The code in an agent that actually “does stuff” with code is not, itself, AI. This should reassure you. It’s surprisingly simple systems code, wired to ground truth about programming in the same way a Makefile is. You could write an effective coding agent in a weekend. Its strengths would have more to do with how you think about and structure builds and linting and test harnesses than with how advanced o3 or Sonnet have become.

If you’re making requests on a ChatGPT page and then pasting the resulting (broken) code into your editor, you’re not doing what the AI boosters are doing. No wonder you’re talking past each other.

The Positive Case

LLMs can write a large fraction of all the tedious code you’ll ever need to write. And most code on most projects is tedious. LLMs drastically reduce the number of things you’ll ever need to Google. They look things up themselves. Most importantly, they don’t get tired; they’re immune to inertia.

Think of anything you wanted to build but didn’t. You tried to home in on some first steps. If you’d been in the limerent phase of a new programming language, you’d have started writing. But you weren’t, so you put it off, for a day, a year, or your whole career.

There’s a downside. Sometimes, gnarly stuff needs doing. But you don’t wanna do it. So you refactor unit tests, soothing yourself with the lie that you’re doing real work. But an LLM can be told to go refactor all your unit tests. An agent can occupy itself for hours putzing with your tests in a VM and come back later with a PR. If you listen to me, you’ll know that. You’ll feel worse yak-shaving. You’ll end up doing… real work.

But you have no idea what the code is...

Are you a vibe coding Youtuber? Can you not read code? If so: astute point. Otherwise: what the fuck is wrong with you?

You’ve always been responsible for what you merge to main. You were five years go. And you are tomorrow, whether or not you use an LLM.

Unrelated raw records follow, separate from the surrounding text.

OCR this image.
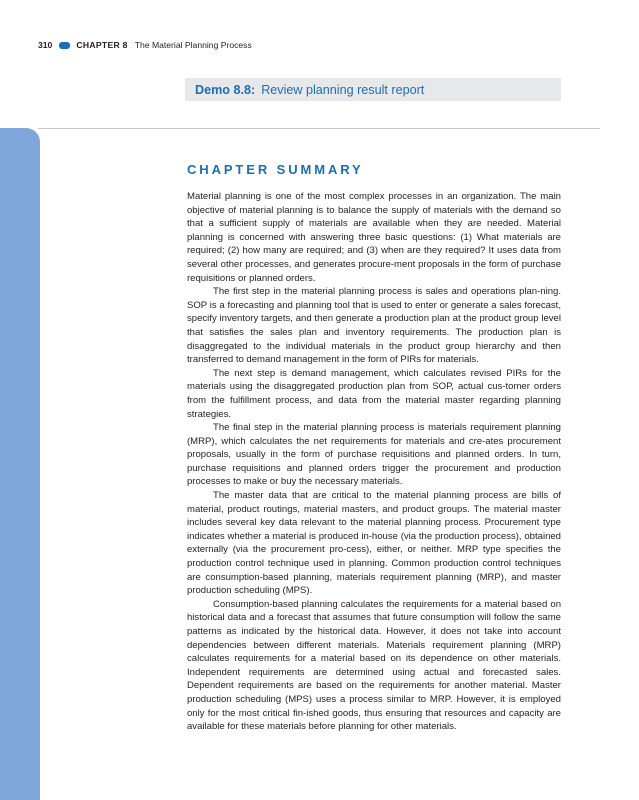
310	CHAPTER 8 The Material Planning Process
Demo 8.8: Review planning result report
CHAPTER SUMMARY

Material planning is one of the most complex processes in an organization. The main objective of material planning is to balance the supply of materials with the demand so that a sufficient supply of materials are available when they are needed. Material planning is concerned with answering three basic questions: (1) What materials are required; (2) how many are required; and (3) when are they required? It uses data from several other processes, and generates procure-ment proposals in the form of purchase requisitions or planned orders.

The first step in the material planning process is sales and operations plan-ning. SOP is a forecasting and planning tool that is used to enter or generate a sales forecast, specify inventory targets, and then generate a production plan at the product group level that satisfies the sales plan and inventory requirements. The production plan is disaggregated to the individual materials in the product group hierarchy and then transferred to demand management in the form of PIRs for materials.

The next step is demand management, which calculates revised PIRs for the materials using the disaggregated production plan from SOP, actual cus-tomer orders from the fulfillment process, and data from the material master regarding planning strategies.

The final step in the material planning process is materials requirement planning (MRP), which calculates the net requirements for materials and cre-ates procurement proposals, usually in the form of purchase requisitions and planned orders. In turn, purchase requisitions and planned orders trigger the procurement and production processes to make or buy the necessary materials.

The master data that are critical to the material planning process are bills of material, product routings, material masters, and product groups. The material master includes several key data relevant to the material planning process. Procurement type indicates whether a material is produced in-house (via the production process), obtained externally (via the procurement pro-cess), either, or neither. MRP type specifies the production control technique used in planning. Common production control techniques are consumption-based planning, materials requirement planning (MRP), and master production scheduling (MPS).

Consumption-based planning calculates the requirements for a material based on historical data and a forecast that assumes that future consumption will follow the same patterns as indicated by the historical data. However, it does not take into account dependencies between different materials. Materials requirement planning (MRP) calculates requirements for a material based on its dependence on other materials. Independent requirements are determined using actual and forecasted sales. Dependent requirements are based on the requirements for another material. Master production scheduling (MPS) uses a process similar to MRP. However, it is employed only for the most critical fin-ished goods, thus ensuring that resources and capacity are available for these materials before planning for other materials.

If you build something with an LLM that people will depend on, read the code. In fact, you’ll probably do more than that. You’ll spend 5-10 minutes knocking it back into your own style. LLMs are showing signs of adapting to local idiom, but we’re not there yet.

People complain about LLM-generated code being “probabilistic”. No it isn’t. It’s code. It’s not Yacc output. It’s knowable. The LLM might be stochastic. But the LLM doesn’t matter. What matters is whether you can make sense of the result, and whether your guardrails hold.

Reading other people’s code is part of the job. If you can’t metabolize the boring, repetitive code an LLM generates: skills issue! How are you handling the chaos human developers turn out on a deadline?

For the last month or so, Gemini 2.5 has been my go-to †. Almost nothing it spits out for me merges without edits. I’m sure there’s a skill to getting a SOTA model to one-shot a feature-plus-merge! But I don’t care. I like moving the code around and chuckling to myself while I delete all the stupid comments. I have to read the code line-by-line anyways.